Slickspot peppergrass is a small, rare plant that only grows in the sagebrush-steppe habitats of southwestern Idaho, including the Snake River Plain, Owyhee Plateau and adjacent foothills. The plant averages 2 to 8 inches, but can reach up to 16 inches in height. Leaves and stems are covered with fine, soft hairs, and the leaves are divided into linear segments. Flowers are numerous, white and 4-petalled.
The native plant occurs in specialized habitats known as slickspots, which are mini-playas or natric (high sodium soil) sites with distinct clay layers. Slickspots tend to be highly reflective, are usually relatively light in color and occur dispersed throughout the sagebrush-steppe ecosystem in southwest Idaho. More than 90 percent of the occupied slickspot peppergrass habitat occurs on federal lands with the remaining occupied habitat owned by the state of Idaho private land owners.

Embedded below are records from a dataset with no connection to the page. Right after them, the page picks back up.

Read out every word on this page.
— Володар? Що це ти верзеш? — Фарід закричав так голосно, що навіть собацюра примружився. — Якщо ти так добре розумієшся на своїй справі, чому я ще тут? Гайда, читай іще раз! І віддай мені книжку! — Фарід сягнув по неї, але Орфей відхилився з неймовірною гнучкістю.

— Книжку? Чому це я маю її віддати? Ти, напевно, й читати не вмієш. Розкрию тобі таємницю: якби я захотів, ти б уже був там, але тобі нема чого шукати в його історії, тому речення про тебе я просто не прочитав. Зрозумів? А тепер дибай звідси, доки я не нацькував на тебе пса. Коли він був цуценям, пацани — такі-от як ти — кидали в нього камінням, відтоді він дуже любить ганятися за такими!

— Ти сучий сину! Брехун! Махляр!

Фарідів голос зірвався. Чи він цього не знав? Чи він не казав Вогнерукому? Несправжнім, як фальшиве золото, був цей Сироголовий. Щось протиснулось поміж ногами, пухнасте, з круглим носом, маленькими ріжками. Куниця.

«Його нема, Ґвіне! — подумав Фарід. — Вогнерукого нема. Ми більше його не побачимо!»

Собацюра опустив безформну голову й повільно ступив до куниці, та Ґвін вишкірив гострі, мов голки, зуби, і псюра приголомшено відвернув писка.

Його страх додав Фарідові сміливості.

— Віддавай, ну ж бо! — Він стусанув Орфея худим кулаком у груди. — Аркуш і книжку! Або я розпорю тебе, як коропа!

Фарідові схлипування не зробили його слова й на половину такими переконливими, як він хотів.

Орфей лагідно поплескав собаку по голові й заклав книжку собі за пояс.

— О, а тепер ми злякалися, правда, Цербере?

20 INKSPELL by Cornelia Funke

One Plant; Two Life Cycles
Slickspot peppergrass displays two different life history strategies, an annual form and a biennial form. The annual form reproduces by flowering and producing seed in its first year, and dies within one growing season. The biennial life form initiates growth in the first year as a vegetative rosette, but does not flower and produce seed until the second growing season. The proportion of annuals versus biennials in a population can vary greatly.
Altered wildfire regime (increasing frequency, size, and duration of wildfires), and invasive, nonnative plant species (e.g., Bromus tectorum) are the two primary threat factors to slickspot peppergrass. Both are further exacerbated by climate change; as well as contributing threat factors of development, habitat fragmentation and isolation, and the emerging threat from seed predation by Owyhee harvester ants (Pogonomyrmex salinus).